Canceling, rerouting or rescheduling a sailing is not a trivial consideration. Passengers need to be
contacted and informed, buses may need to be procured, luggage may need to be rerouted, Customs
agents and shore support personnel may need to be rescheuled, additional fueling may be required if
rerouting adds significantly to the duration of the voyage.
Our best onboard and shoreside weather resources are a combination of NOAA GFS and WRF
modeling, and station reports from NOAA National Data Buoy Center and Environment Canada. It
is our experience that the two of these combined typically give a fairly accurate and robust
representation of the weather we can anticipate. However, in this region much of the modeling can
be in error by several hours time, either early or late. In open ocean this would not be a critical
consideration, however on our vessels and our route we are typically only exposed to the worst of
the weather for about an hour. So a modeling discrepancy of three hours can mean either being
caught in weather unexpectedly, or possibly canceling a sailing needlessly.
Correlating the modeling with buoy and shore station obsevations helps.
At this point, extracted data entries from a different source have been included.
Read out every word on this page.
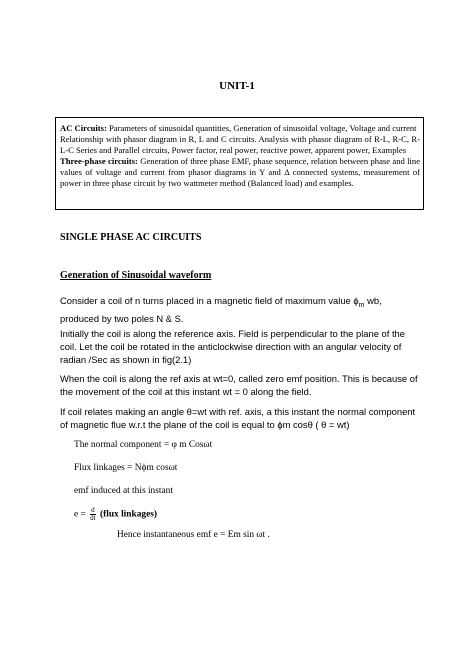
UNIT-1

AC Circuits: Parameters of sinusoidal quantities, Generation of sinusoidal voltage, Voltage and current

Relationship with phasor diagram in R, L and C circuits. Analysis with phasor diagram of R-L, R-C, R-L-C Series and Parallel circuits, Power factor, real power, reactive power, apparent power, Examples

Three-phase circuits: Generation of three phase EMF, phase sequence, relation between phase and line values of voltage and current from phasor diagrams in Y and Δ connected systems, measurement of power in three phase circuit by two wattmeter method (Balanced load) and examples.

SINGLE PHASE AC CIRCUITS
Generation of Sinusoidal waveform

Consider a coil of n turns placed in a magnetic field of maximum value $\phi_m$ wb, produced by two poles N & S.

Initially the coil is along the reference axis. Field is perpendicular to the plane of the coil. Let the coil be rotated in the anticlockwise direction with an angular velocity of radian /Sec as shown in fig(2.1)

When the coil is along the ref axis at wt=0, called zero emf position. This is because of the movement of the coil at this instant wt = 0 along the field.

If coil relates making an angle θ=wt with ref. axis, a this instant the normal component of magnetic flue w.r.t the plane of the coil is equal to ϕm cosθ ( θ = wt)

The normal component = φ m Cosωt
Flux linkages = Nϕm cosωt
emf induced at this instant
$e = \frac{d}{dt}$ (flux linkages)
Hence instantaneous emf e = Em sin ωt .
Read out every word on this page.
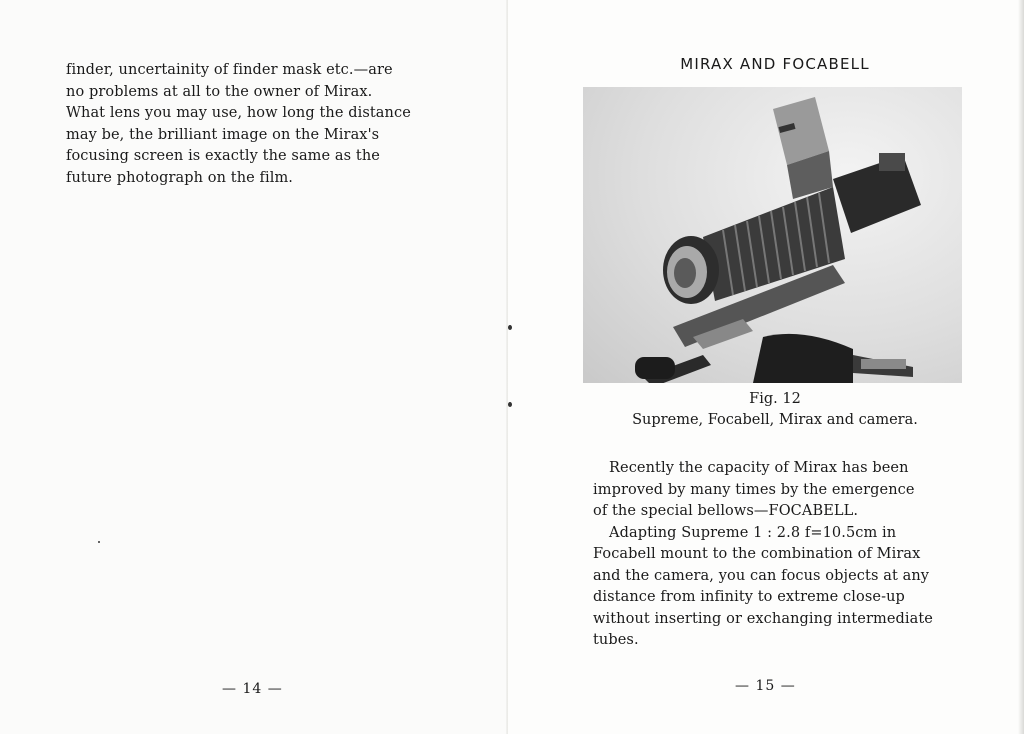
finder, uncertainity of finder mask etc.—are

no problems at all to the owner of Mirax.

What lens you may use, how long the distance

may be, the brilliant image on the Mirax's

focusing screen is exactly the same as the

future photograph on the film.

— 14 —
MIRAX AND FOCABELL
Fig. 12
Supreme, Focabell, Mirax and camera.

Recently the capacity of Mirax has been

improved by many times by the emergence

of the special bellows—FOCABELL.

Adapting Supreme 1 : 2.8 f=10.5cm in

Focabell mount to the combination of Mirax

and the camera, you can focus objects at any

distance from infinity to extreme close-up

without inserting or exchanging intermediate

tubes.

— 15 —
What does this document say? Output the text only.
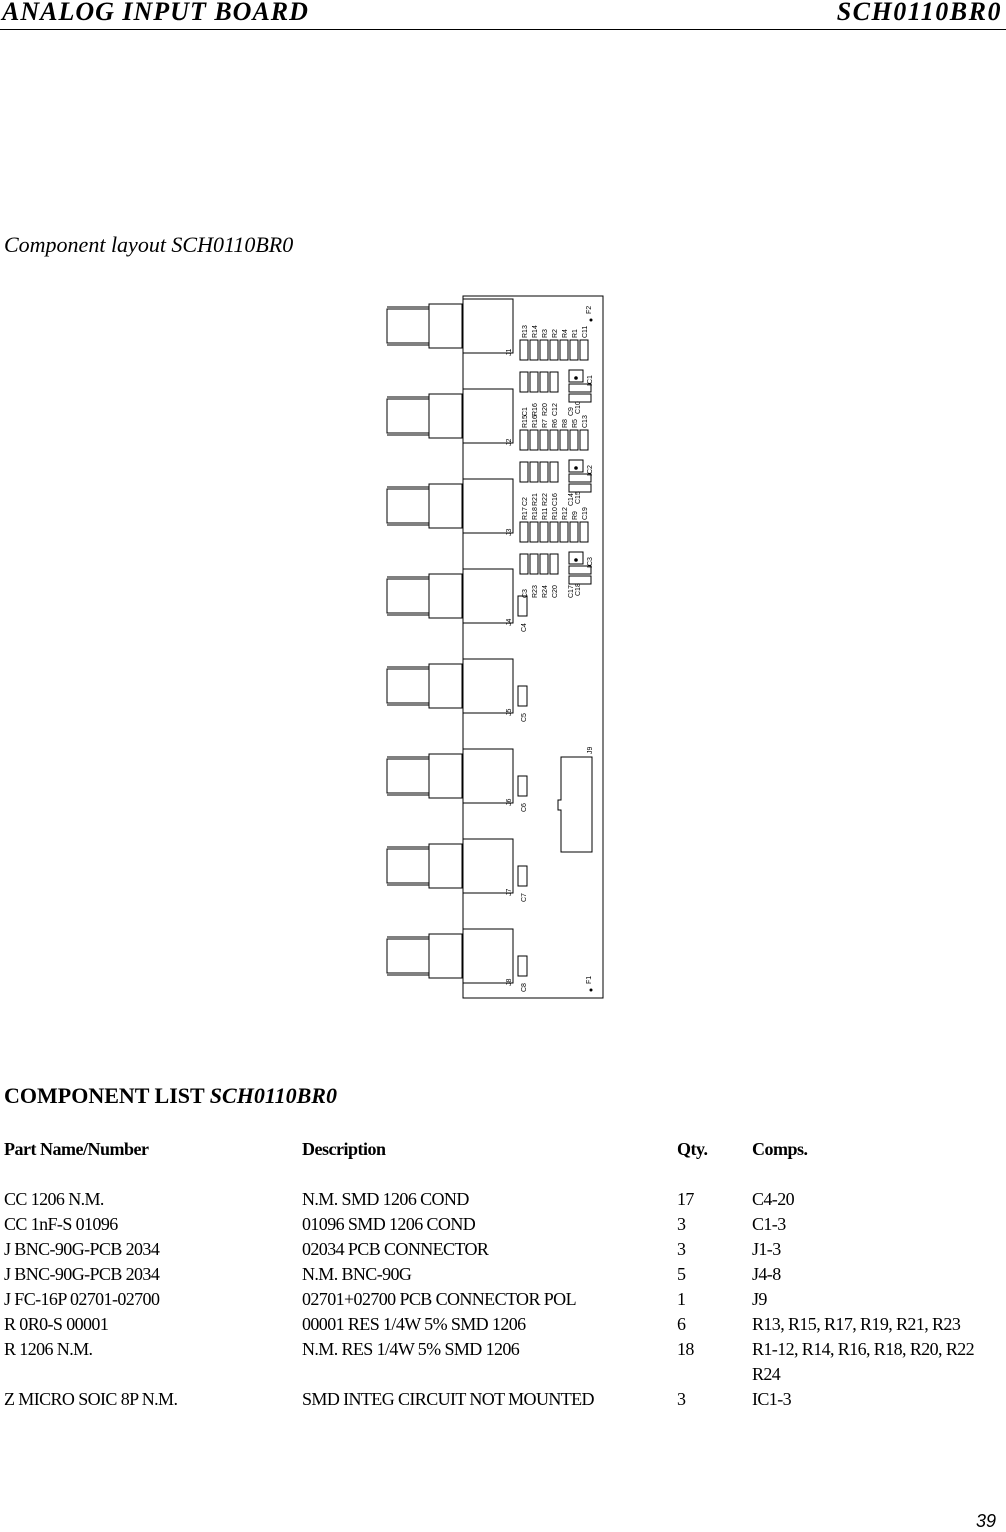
ANALOG INPUT BOARD	SCH0110BR0
Component layout SCH0110BR0
J1
J2
J3
J4
J5
J6
J7
J8
R13 R14 R3 R2 R4 R1 C11
C1 R16 R20 C12 C9 C10
IC1
R15 R16 R7 R6 R8 R5 C13
C2 R21 R22 C16 C14 C15
IC2
R17 R18 R11 R10 R12 R9 C19
C3 R23 R24 C20 C17 C18
IC3
C4
C5
C6
C7
C8
J9
F2
F1
COMPONENT LIST SCH0110BR0
Part Name/Number	Description	Qty. Comps.
CC 1206 N.M.	N.M. SMD 1206 COND	17	C4-20
CC 1nF-S 01096	01096 SMD 1206 COND	3	C1-3
J BNC-90G-PCB 2034	02034 PCB CONNECTOR	3	J1-3
J BNC-90G-PCB 2034	N.M. BNC-90G	5	J4-8
J FC-16P 02701-02700	02701+02700 PCB CONNECTOR POL	1	J9
R 0R0-S 00001	00001 RES 1/4W 5% SMD 1206	6	R13, R15, R17, R19, R21, R23
R 1206 N.M.	N.M. RES 1/4W 5% SMD 1206	18	R1-12, R14, R16, R18, R20, R22
R24
Z MICRO SOIC 8P N.M.	SMD INTEG CIRCUIT NOT MOUNTED	3	IC1-3
39
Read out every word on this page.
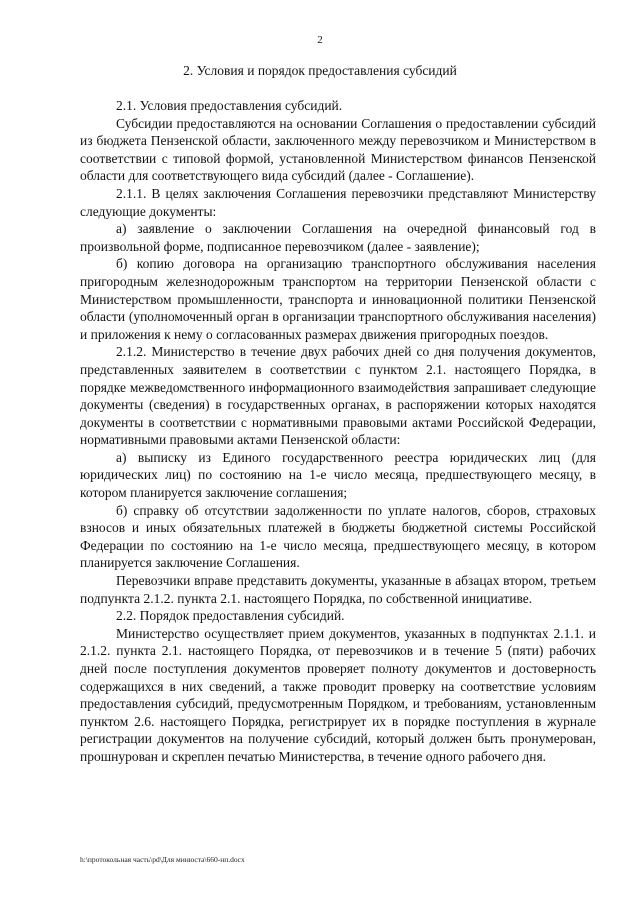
2
2. Условия и порядок предоставления субсидий

2.1. Условия предоставления субсидий.

Субсидии предоставляются на основании Соглашения о предоставлении субсидий из бюджета Пензенской области, заключенного между перевозчиком и Министерством в соответствии с типовой формой, установленной Министерством финансов Пензенской области для соответствующего вида субсидий (далее - Соглашение).

2.1.1. В целях заключения Соглашения перевозчики представляют Министерству следующие документы:

а) заявление о заключении Соглашения на очередной финансовый год в произвольной форме, подписанное перевозчиком (далее - заявление);

б) копию договора на организацию транспортного обслуживания населения пригородным железнодорожным транспортом на территории Пензенской области с Министерством промышленности, транспорта и инновационной политики Пензенской области (уполномоченный орган в организации транспортного обслуживания населения) и приложения к нему о согласованных размерах движения пригородных поездов.

2.1.2. Министерство в течение двух рабочих дней со дня получения документов, представленных заявителем в соответствии с пунктом 2.1. настоящего Порядка, в порядке межведомственного информационного взаимодействия запрашивает следующие документы (сведения) в государственных органах, в распоряжении которых находятся документы в соответствии с нормативными правовыми актами Российской Федерации, нормативными правовыми актами Пензенской области:

а) выписку из Единого государственного реестра юридических лиц (для юридических лиц) по состоянию на 1-е число месяца, предшествующего месяцу, в котором планируется заключение соглашения;

б) справку об отсутствии задолженности по уплате налогов, сборов, страховых взносов и иных обязательных платежей в бюджеты бюджетной системы Российской Федерации по состоянию на 1-е число месяца, предшествующего месяцу, в котором планируется заключение Соглашения.

Перевозчики вправе представить документы, указанные в абзацах втором, третьем подпункта 2.1.2. пункта 2.1. настоящего Порядка, по собственной инициативе.

2.2. Порядок предоставления субсидий.

Министерство осуществляет прием документов, указанных в подпунктах 2.1.1. и 2.1.2. пункта 2.1. настоящего Порядка, от перевозчиков и в течение 5 (пяти) рабочих дней после поступления документов проверяет полноту документов и достоверность содержащихся в них сведений, а также проводит проверку на соответствие условиям предоставления субсидий, предусмотренным Порядком, и требованиям, установленным пунктом 2.6. настоящего Порядка, регистрирует их в порядке поступления в журнале регистрации документов на получение субсидий, который должен быть пронумерован, прошнурован и скреплен печатью Министерства, в течение одного рабочего дня.

h:\протокольная часть\pd\Для минюста\660-нп.docx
If a weather system is
modeled to be blowing 40 knots in the central Strait at 0600, and the 0600 station report at
Sheringham Point is still only 4 knots, we have a pretty good idea that the system is moving in more
slowly than anticipated. This informs us of the discrepancy between the models and the
observations, but it does not necessarily give us actionable information beyond the fact that the
weather system will likely arrive some time later than anticipated.
By using a well-calibrated on-board barometer we can compare our actual barometric pressure with
that of the WRF model map at the same time. If the mapped pressure band or isobar which
corresponds to our barometer observation is not in our location, we can use the WRF animations to
estimate how many hours earlier or later than predicted the weather system will move through our
position. The simplest way to do this is to toggle the sequential maps backward or forward until the
modeled pressure at our location matches our actual pressure, and then note the UTC time of that
model image to determine the time error.
With this better time estimate of when a weather system will actually move through the eastern
Strait, we can be much better equipped to make decisions of weather routing, or postponing or
cancelling a trip for passenger comfort and safety.